2013年のこと⑤
何とえずき感を身体的努力によって抑えていたのに、えずいてしまった。もう嘔吐反射が限界だったのだと思う。
一度えずき出すともう止まらない。とにかく原因は分からない。えずいた瞬間は楽になるが、ものの10分ぐらいでえずき感をもよおし、えずくの繰り返し。1日に何度となく打ち寄せる波のように繰り返される。
えずくと体力を使う。分かりやすく体力が奪われて何もできない。
このえずきが原因で初めて体調不良で会社を休んだ。新卒として社会人になって9年目、有休以外で会社を休んだのは初めてだった。
9年の間には風邪をひいて発熱したり、腸炎で苦しんだこともあったがそんなことでは休んではいけないと思い込んでいたので自分的には這ってでも出勤していた。
しかし、えずくことの繰り返しのツラさは熱や腹痛の比ではなかった。体力が消耗し気力も奪われ何もできない。ひたすら横たわって時間が過ぎるのを待った。それしか対処のしようがなかった。
それでも全く良くならないのでまずはかかりつけの内科へ行き、血液検査をしてもらうが何も異常が見つからない。だからとりあえず眠剤と抗不安薬、そして胃薬と吐き気どめを処方された。
胃の不調ではなかったので予想はしていたが、胃薬も吐き気どめも効かない。おもしろいぐらいに全く効かない。だから日中はえずき倒すことが延々と続く。食欲も全くなく、食べられないからフラつきも起こる。とにかく就寝前までは耐えるしかなかった。

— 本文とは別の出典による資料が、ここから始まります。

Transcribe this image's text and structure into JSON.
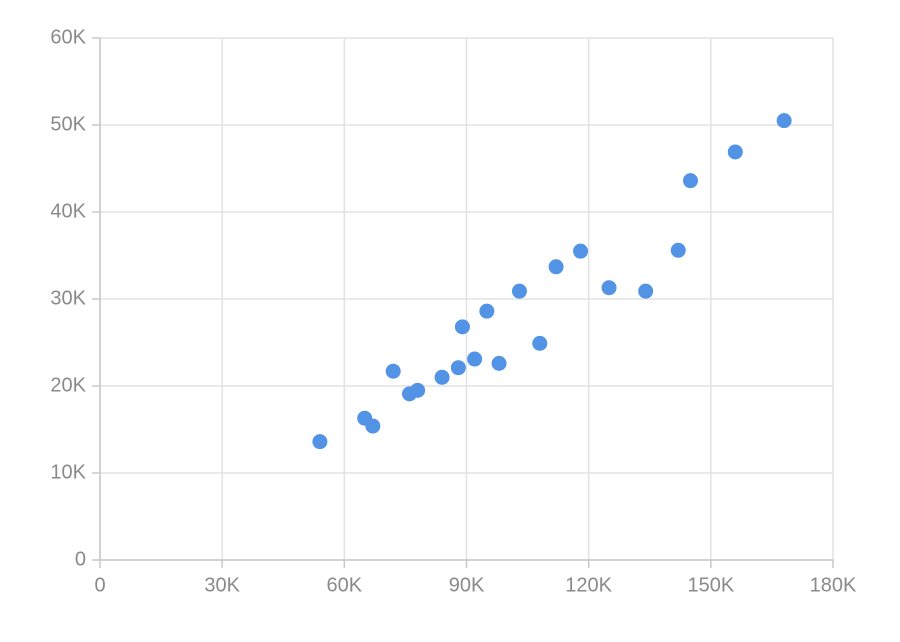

就寝時間になって、眠剤と抗不安薬を飲む。するとえずき感が和らぐ。喉の筋緊張や違和感がスッと消える不思議な感覚が嬉しかった。薬のおかげで寝入りは良くなったが、やはり効果が切れると夜中にえずき感で目が覚め、またえずく。しかしこの眠剤と抗不安薬のセットで苦しさが和らぐと覚えたので、しばらくはえずき感への対処の方法を知ることになった。